Un(re)solved tells the stories of lives cut short and examines a federal effort to investigate more than 150 cold cases that date back to the civil rights era.
Enter a forest of quilted memories to learn about four people whose untimely deaths are being re-examined as part of a federal effort to grapple with America’s legacy of racist killings through the Emmett Till Unsolved Civil Rights Crime Act.
Among the more than 150 victims are voting rights advocates, veterans, Louisville’s first female prosecutor, business owners, mothers, fathers and children.
Narrated by the award-winning journalist, author and civil rights pioneer Charlayne Hunter-Gault, this immersive interactive storytelling experience invites visitors to go back in time to learn what happened in these cases and about the families still seeking justice today.
The killings took place as far south as the Mississippi Delta and as far north as the Canadian border. Racist violence cut short the lives of those in their 70s and those as young as 9 years old. Every person’s story is documented, and every case can be explored.
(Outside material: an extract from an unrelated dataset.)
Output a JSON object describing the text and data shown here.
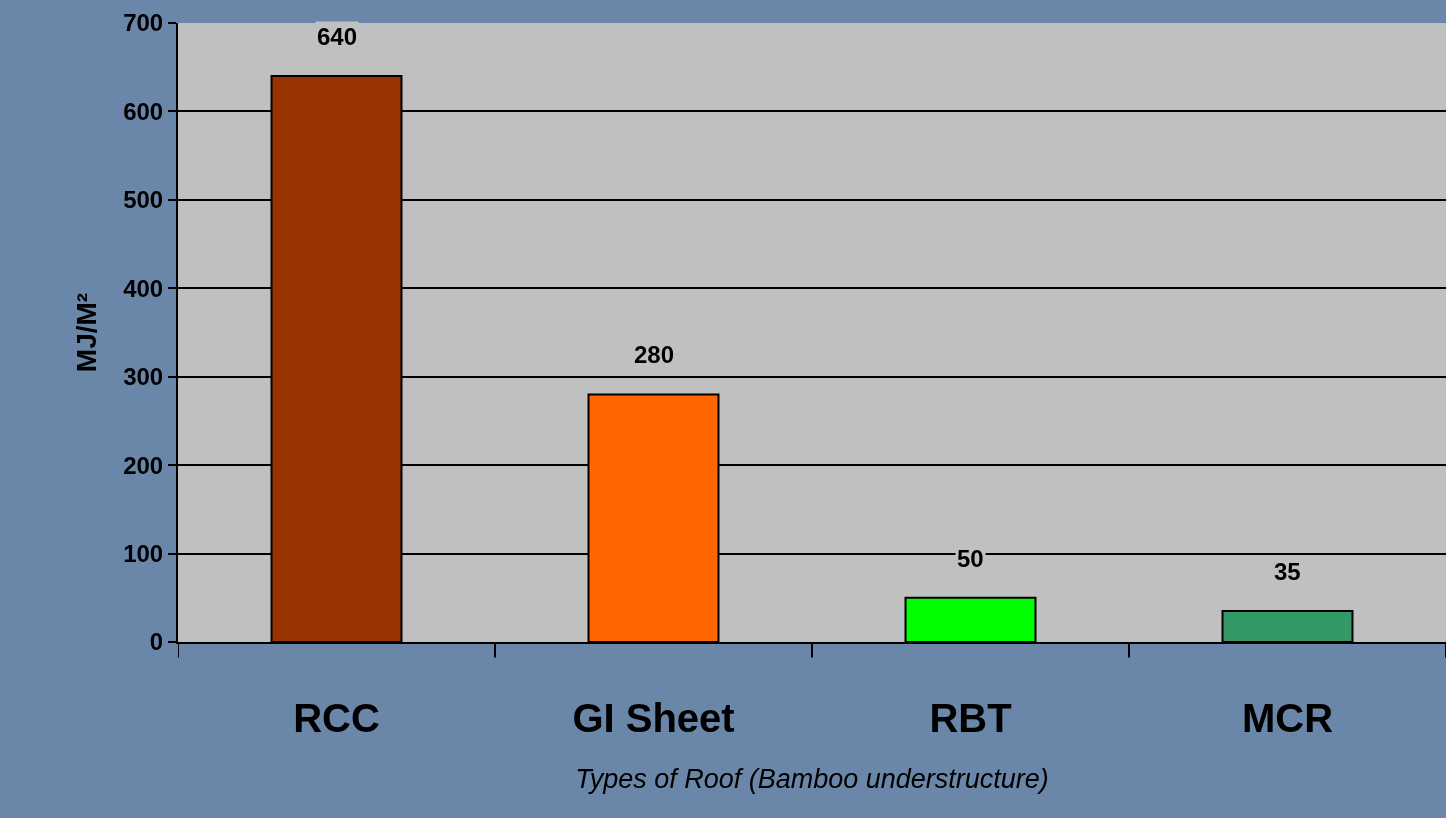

To lead the creative vision for the installation, FRONTLINE partnered with Ado Ato Pictures, a premier mixed reality studio founded by artist, filmmaker, and technologist Tamara Shogaolu. Shogaolu rooted the visuals of Un(re)solved in the powerful symbolism of trees. In the United States, trees evoke the ideal of liberty, but also speak to an oppressive history of racially motivated violence.
Travel into the woods, shine the light of truth upon their stories and learn about the limits and failures of a federal effort to right wrongs in the country’s past.